Talano, somewhat typically, pulls a necklace from under their shirt, a primal thing made of hemp string, carved bone, and different feathers, along with a single ‘gem’ of amber. Obviously they wanted to encourage more growth in the dungeon, despite the fact that’s usually never considered a good idea. Bronswick simply shrugs, taking his glowstone off of its jacket hook, leaving it on the stone next to Talano’s necklace. She takes a few more moments to think, before sighing and pulling out her lucky rat’s tail. She’s pretty sure it’s not actually lucky, but it was magically preserved and had saved her in a few fights just from being a weird thing to throw at people. It was also the most harmless thing she could think of to give a dungeon, while still letting her say she was following the ‘give something meaningful’ rule of Leaving’s Offer.
A long moment passes, and they break from the ritual, getting up and walking out of the barrier. Looking back, the three of them watch as the dungeon seems to come alive again, their offerings dissolving into motes of magic and light. The density of the Potentia the dungeon was giving off already seemed thicker, and as they turned to make their way back to Witmore, the faint sounds of grinding stone and warbling water rushing by rock fill the air, growing fainter the further they get away. She stole a glance at Talano, seeing the determined gait in their steps that forced Bronswick to jog just to keep up with them.
“Are you sure that was a good idea? Just leaving it alone, to do whatever it wishes with whatever animals might come in?” They give her a grin, made slightly disturbing with the double-canines found inside, despite the fact the owlman literally wouldn’t hurt a fly.
“Of course! It was producing enchanted sand, the kind that’s built into the fabric of a material. Specifically, sand that encourages good growth with everything else, I get the feeling it's an Artisan dungeon.”

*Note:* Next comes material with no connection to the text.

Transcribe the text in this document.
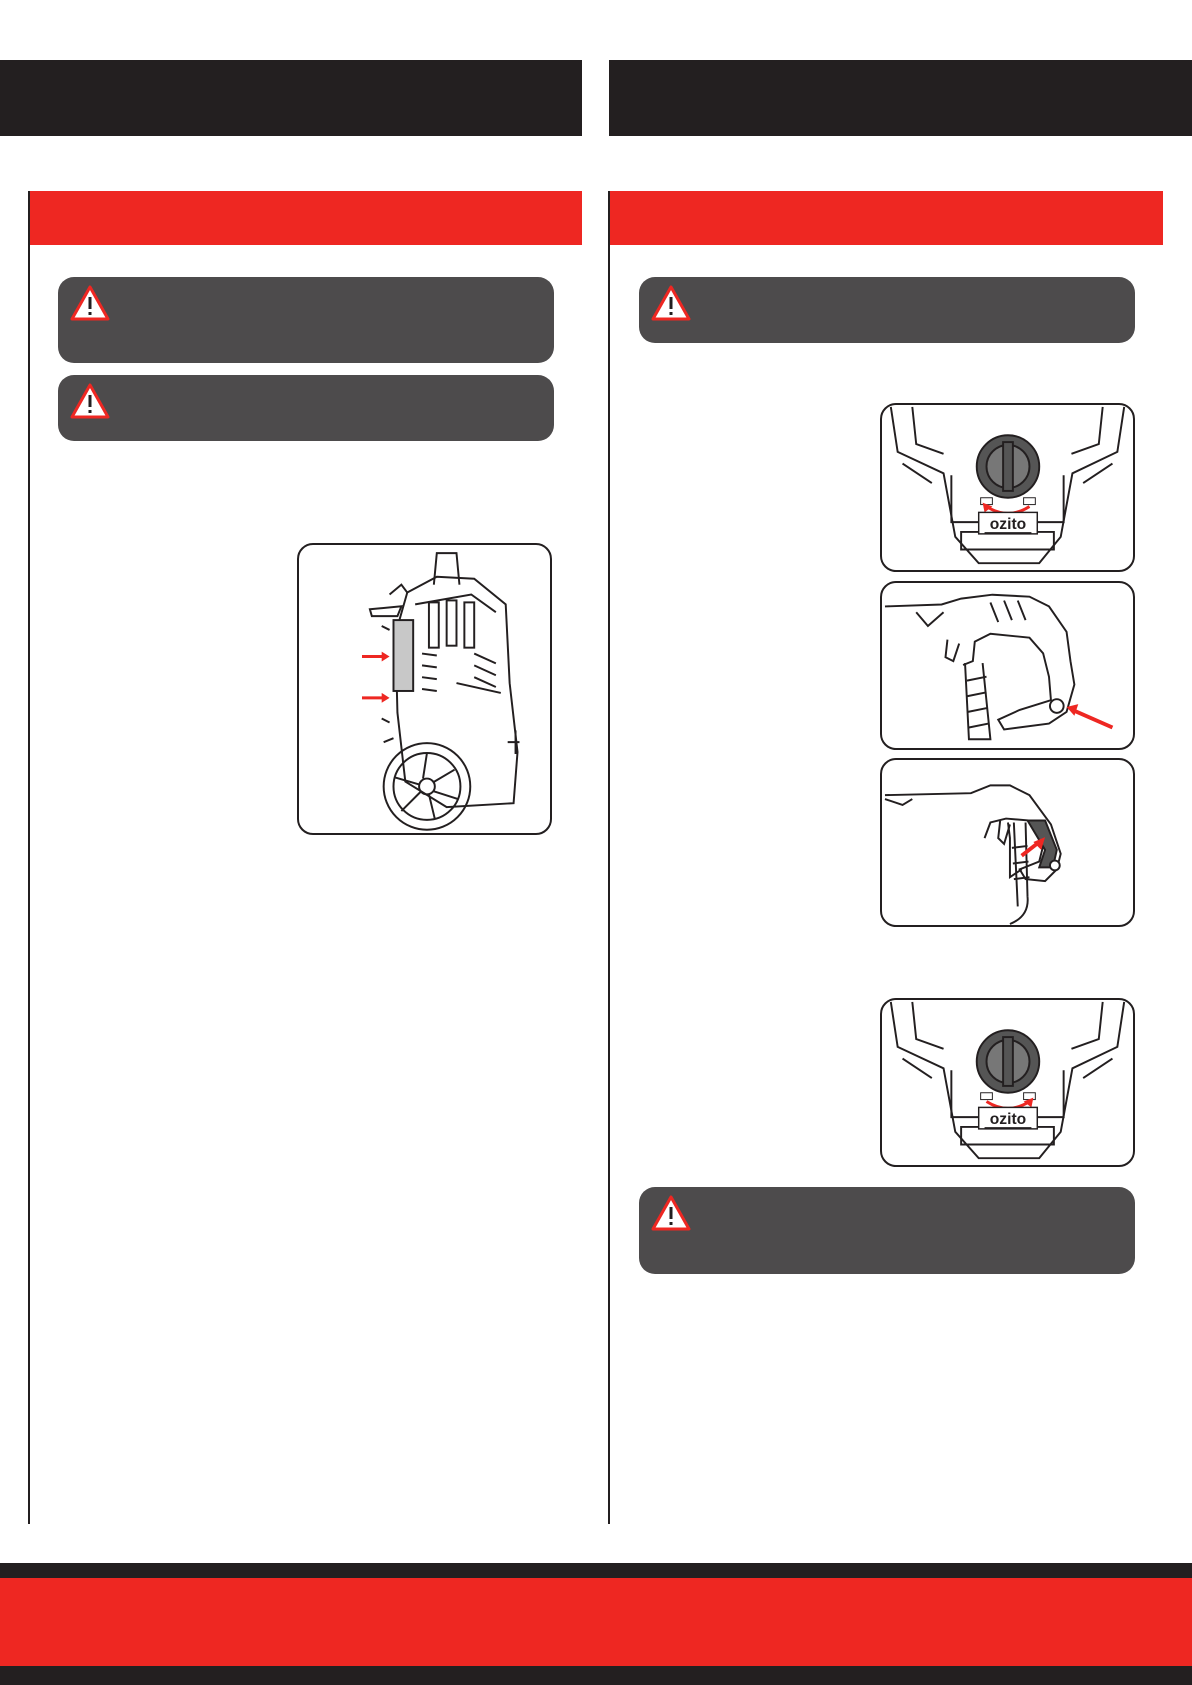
ozito
ozito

She had to blink at that, delving into her thoughts. She didn’t know much about Artisan-type dungeons, but she remembered that they were considered the Orven to the normal dungeon’s Warg. Much like the domesticated cousin of the Warg, Artisan dungeons don’t rely on monsters and aggression for protection, instead focusing on making new things, often producing plants and animals that can actually survive in nature, rather than being ravenous monsters. The reason they were so rare is that organized forces usually were not the first to come across them, usually being destroyed by some bandit group and sold on the black market. If this one was, they were going to end up with a lot of conflict in the near future.
Gods, she really hated Scouting duty.